Als „Operation am offenen Herzen” bezeichnen die Architekten Siegfried Brüggemann und Manfred Schmidt die komplexe Aufgabe, den Markt während des laufenden Betriebes umzubauen und um 1000 auf nun 3000 Quadratmeter Verkaufsfläche zu ergänzen. Brüggemann: „Das Gebäude wurde ja fast komplett entkernt und einmal umgedreht. Für jede Etage wurden acht Bauabschnitte eingerichtet.” Der Auftakt der Arbeiten im Frühherbst 2008, die Errichtung eines zweigeschossigen Anbaus auf dem Grundstück zwischen der Berkenhoff-Immobilie und dem Saturn-Markt, stellte dabei noch die einfachste Etappe dar, da der Geschäftsbetrieb hiervon nur am Rande tangiert war.

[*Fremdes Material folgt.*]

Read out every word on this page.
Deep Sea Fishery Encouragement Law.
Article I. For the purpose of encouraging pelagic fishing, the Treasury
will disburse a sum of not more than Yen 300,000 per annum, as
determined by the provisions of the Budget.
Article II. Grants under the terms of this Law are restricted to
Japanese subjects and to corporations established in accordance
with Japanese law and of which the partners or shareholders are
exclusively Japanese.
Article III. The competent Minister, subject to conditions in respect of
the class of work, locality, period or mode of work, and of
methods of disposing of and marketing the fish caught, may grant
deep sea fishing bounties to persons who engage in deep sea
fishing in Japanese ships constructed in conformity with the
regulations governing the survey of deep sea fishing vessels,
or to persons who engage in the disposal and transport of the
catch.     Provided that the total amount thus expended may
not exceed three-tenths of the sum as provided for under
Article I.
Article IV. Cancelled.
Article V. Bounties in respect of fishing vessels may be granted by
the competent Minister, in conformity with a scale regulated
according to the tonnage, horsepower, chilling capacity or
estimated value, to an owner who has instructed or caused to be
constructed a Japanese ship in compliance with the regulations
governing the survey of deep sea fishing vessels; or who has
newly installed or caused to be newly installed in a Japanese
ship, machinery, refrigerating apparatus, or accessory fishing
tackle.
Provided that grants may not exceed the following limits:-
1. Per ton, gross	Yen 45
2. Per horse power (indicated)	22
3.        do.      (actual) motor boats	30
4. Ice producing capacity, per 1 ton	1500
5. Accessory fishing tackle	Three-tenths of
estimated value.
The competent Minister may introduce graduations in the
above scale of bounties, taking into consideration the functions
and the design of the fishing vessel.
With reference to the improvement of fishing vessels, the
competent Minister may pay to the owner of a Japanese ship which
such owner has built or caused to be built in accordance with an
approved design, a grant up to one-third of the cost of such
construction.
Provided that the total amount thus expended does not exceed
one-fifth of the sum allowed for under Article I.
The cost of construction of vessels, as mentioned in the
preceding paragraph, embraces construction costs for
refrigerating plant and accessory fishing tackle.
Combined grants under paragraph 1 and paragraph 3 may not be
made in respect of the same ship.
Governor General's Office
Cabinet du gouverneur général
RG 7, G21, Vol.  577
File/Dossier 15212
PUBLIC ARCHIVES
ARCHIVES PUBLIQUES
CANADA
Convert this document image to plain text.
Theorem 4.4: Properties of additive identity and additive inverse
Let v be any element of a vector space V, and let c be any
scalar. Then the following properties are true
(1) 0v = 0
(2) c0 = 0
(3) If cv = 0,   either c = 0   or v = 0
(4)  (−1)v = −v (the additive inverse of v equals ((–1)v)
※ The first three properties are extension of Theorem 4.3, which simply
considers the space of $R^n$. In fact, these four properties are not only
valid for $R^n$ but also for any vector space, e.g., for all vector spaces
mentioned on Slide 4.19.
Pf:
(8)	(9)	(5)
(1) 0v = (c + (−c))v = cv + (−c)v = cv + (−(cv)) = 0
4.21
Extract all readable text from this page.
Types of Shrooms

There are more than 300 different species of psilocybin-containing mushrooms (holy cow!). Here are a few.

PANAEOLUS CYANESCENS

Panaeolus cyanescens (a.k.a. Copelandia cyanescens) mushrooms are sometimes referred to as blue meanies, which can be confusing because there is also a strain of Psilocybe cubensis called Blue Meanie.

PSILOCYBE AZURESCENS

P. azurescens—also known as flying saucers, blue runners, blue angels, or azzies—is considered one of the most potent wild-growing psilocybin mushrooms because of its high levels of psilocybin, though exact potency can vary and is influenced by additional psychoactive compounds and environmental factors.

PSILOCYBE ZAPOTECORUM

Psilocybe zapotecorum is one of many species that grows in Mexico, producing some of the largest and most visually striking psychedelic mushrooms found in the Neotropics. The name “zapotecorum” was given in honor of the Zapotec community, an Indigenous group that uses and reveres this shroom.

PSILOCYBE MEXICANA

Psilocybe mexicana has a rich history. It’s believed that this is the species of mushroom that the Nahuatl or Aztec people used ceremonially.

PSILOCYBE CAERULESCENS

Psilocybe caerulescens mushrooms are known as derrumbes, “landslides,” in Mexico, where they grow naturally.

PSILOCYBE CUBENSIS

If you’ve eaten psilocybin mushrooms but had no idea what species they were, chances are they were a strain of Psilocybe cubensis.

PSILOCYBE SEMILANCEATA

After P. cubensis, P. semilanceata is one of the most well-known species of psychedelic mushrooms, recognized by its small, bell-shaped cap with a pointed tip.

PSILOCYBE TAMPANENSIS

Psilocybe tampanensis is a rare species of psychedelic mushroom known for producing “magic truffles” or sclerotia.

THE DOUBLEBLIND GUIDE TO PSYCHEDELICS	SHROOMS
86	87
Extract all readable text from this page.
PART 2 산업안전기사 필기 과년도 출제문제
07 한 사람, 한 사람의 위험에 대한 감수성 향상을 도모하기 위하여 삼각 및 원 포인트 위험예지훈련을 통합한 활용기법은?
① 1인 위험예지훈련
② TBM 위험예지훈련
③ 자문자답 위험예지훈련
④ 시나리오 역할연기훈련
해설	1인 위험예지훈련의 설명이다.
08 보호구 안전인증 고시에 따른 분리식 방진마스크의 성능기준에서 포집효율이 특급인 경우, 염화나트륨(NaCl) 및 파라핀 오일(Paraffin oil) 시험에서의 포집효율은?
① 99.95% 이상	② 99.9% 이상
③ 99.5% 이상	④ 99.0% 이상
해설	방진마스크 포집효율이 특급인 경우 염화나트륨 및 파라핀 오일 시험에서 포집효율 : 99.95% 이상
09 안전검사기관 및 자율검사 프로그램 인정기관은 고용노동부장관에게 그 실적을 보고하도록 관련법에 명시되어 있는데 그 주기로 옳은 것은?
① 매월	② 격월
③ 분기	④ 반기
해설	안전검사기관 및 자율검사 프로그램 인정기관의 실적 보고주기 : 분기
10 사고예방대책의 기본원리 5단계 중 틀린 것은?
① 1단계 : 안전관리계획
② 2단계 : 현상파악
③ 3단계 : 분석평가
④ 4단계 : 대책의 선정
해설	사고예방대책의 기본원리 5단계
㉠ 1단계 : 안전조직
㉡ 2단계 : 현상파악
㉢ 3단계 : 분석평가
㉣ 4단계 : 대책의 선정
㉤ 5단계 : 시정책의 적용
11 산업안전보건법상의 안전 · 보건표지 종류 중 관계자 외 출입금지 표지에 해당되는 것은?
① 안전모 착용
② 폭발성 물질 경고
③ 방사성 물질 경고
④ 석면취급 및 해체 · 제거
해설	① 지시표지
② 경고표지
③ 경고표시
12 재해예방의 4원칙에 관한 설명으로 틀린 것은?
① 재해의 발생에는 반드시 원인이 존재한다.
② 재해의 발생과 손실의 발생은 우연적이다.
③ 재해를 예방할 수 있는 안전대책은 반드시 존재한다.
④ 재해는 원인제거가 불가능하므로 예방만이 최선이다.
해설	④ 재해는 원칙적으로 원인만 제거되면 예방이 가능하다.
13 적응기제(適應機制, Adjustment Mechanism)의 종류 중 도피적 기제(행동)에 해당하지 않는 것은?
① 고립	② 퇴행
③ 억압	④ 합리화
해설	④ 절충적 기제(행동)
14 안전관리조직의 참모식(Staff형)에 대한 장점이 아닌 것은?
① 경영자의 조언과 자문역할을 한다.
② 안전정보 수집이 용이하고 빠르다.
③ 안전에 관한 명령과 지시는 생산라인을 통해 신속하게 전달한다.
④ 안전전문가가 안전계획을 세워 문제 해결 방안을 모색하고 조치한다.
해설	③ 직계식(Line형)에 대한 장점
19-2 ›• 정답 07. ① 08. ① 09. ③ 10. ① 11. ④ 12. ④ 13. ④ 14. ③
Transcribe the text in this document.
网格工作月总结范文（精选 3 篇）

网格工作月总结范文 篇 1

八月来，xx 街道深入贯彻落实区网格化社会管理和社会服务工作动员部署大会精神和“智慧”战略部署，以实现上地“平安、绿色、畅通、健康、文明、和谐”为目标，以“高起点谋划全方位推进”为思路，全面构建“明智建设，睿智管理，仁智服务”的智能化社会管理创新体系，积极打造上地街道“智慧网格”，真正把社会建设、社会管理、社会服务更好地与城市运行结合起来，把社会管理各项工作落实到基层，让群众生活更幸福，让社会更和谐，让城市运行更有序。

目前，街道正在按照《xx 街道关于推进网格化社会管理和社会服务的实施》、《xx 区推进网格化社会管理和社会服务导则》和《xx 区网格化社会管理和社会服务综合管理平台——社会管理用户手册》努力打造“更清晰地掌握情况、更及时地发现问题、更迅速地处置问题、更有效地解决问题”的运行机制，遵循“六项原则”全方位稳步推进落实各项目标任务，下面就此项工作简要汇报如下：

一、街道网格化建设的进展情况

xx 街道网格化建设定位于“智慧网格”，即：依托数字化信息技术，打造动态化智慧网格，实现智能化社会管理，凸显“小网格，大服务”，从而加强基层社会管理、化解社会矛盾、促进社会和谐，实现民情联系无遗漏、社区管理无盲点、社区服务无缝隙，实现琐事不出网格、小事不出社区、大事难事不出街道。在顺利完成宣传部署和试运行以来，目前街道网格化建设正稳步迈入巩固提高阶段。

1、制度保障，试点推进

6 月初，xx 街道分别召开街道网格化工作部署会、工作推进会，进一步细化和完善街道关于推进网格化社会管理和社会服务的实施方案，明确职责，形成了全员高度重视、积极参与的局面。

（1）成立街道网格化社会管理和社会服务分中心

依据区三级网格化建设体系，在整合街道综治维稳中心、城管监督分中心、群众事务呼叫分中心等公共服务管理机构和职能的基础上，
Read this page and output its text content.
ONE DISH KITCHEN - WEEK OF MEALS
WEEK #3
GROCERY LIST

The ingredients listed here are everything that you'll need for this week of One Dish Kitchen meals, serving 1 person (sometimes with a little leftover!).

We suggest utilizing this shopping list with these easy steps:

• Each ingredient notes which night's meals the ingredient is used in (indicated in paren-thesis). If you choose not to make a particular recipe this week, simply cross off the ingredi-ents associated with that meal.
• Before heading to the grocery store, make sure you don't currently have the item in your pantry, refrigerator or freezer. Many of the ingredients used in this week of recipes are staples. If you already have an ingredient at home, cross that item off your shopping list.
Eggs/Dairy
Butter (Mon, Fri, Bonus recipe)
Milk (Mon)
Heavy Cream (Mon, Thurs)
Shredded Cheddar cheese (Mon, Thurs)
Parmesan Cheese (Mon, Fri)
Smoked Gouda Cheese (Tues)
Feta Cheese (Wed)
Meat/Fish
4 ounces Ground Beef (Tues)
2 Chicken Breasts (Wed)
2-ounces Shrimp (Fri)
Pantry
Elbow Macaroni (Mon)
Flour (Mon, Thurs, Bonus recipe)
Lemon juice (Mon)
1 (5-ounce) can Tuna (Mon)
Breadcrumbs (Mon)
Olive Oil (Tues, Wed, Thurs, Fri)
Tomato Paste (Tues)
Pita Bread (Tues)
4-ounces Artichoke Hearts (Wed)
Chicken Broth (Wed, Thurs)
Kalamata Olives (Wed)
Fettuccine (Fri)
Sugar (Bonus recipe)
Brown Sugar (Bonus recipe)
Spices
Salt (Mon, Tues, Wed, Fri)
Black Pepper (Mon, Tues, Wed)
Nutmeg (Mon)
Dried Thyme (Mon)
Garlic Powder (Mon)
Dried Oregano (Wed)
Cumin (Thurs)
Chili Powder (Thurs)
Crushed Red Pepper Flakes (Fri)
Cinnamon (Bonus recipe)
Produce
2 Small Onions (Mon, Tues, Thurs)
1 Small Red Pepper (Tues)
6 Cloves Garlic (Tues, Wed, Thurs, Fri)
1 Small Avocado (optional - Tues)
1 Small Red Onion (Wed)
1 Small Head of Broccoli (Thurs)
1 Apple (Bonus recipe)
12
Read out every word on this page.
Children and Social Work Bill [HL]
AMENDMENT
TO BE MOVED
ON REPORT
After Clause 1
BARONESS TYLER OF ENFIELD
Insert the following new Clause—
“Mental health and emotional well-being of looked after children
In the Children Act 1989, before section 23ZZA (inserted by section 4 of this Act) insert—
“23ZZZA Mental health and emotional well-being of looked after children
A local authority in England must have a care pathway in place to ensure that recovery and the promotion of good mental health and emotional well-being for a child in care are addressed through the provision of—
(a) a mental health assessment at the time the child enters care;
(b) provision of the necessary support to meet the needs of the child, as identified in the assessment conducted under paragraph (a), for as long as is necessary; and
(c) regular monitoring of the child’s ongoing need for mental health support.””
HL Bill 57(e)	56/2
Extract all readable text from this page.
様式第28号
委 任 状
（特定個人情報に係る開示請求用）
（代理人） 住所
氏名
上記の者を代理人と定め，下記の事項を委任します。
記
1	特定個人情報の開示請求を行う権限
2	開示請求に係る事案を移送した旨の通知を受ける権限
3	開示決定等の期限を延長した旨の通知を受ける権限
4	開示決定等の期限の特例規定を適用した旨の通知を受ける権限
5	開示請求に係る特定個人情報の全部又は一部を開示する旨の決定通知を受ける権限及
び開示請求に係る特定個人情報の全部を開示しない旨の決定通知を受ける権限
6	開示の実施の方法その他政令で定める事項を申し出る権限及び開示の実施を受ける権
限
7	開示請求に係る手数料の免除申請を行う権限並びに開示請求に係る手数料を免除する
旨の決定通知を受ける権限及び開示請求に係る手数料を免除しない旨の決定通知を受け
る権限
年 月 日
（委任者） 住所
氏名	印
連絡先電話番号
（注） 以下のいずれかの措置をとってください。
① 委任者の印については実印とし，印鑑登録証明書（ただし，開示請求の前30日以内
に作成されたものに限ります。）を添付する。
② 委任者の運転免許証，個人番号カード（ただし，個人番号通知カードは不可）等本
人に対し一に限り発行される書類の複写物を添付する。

Die GfW ihrerseits nutzt die günstige Gelegenheit, eine zusätzliche Erschließung für ihr Parkhaus City zu schaffen. An den Saturn-Anbau wird ein gläsernes Treppenhaus mit Aufzugsanlage angeschlossen, über das die Stellplätze bis in die fünfte Etage erreicht werden können. Als „Dienst am Kunden” versteht Thomas Junge die verbesserte Erschließung des Parkhauses, die realisiert werden konnte, weil der Elektromarkt künftig nur noch über den Haupteingang in der Heilige-Geist-Passage betreten werden kann.

Saturn-Umbau (Bild 3)
Anlieferung der Freireppe, die als Erstaz für die Rollentreppen dient.
„Es war eine der ersten Entscheidungen von Saturn, auf den zweiten Eingang zu verzichten, um die Kassen künftig an nur einer Stelle im Untergeschoss zu konzentrieren”, berichtet Architekt Schmidt. Verbunden werden die beiden Etagen künftig mit einem gläsernen Aufzug und einer Freitreppe als Ersatz für die Rolltreppen. Siegfried Brüggemann: „Dadurch wirken die Verkaufsflächen wesentlich offener und übersichtlicher.” Überdies werde mit dem Aufzug die Barrierefreiheit in der Handelsimmobilie deutlich verbessert, weiß GfW-Geschäftsführer Junge, dass die Rolltreppenanlage bei Rollstuhlfahrern und Eltern mit Kinderwagen nicht unbedingt beliebt war.

Erbaut in den 70er Jahren ist mittlerweile auch das Parkhaus in die Jahre gekommen. „Wir denken ja schon seit zehn, 15 Jahren darüber nach, wie wir die Fassade neu gestalten können”, weiß Thomas Junge. Der Denkprozess ist abgeschlosen, im Zuge der Saturn-Umgestaltung wird das City-Parkhaus optisch runderneuert. So werden gegenwärtig die dem Zeitgeist der 70er geschuldeten braunen Trapezbleche entfernt, die bisher das prägende Gestaltungsmerkmal des Gebäudes waren, um durch Glaslamellen ersetzt zu werden.

Die Betonbrüstungen werden in einem sehr hellen Farbton gestrichen, an der Fassade wird eine dominierende Werbetafel angebracht. „Insgesamt wirkt das ganze Gebäude künftig nicht mehr so massiv”, freut sich Thomas Junge über den komplett neuen Auftritt der Immobilie, deren Aufwertung einen weiteren wichtigen Mosaikstein der Innenstadt-Sanierung darstelle.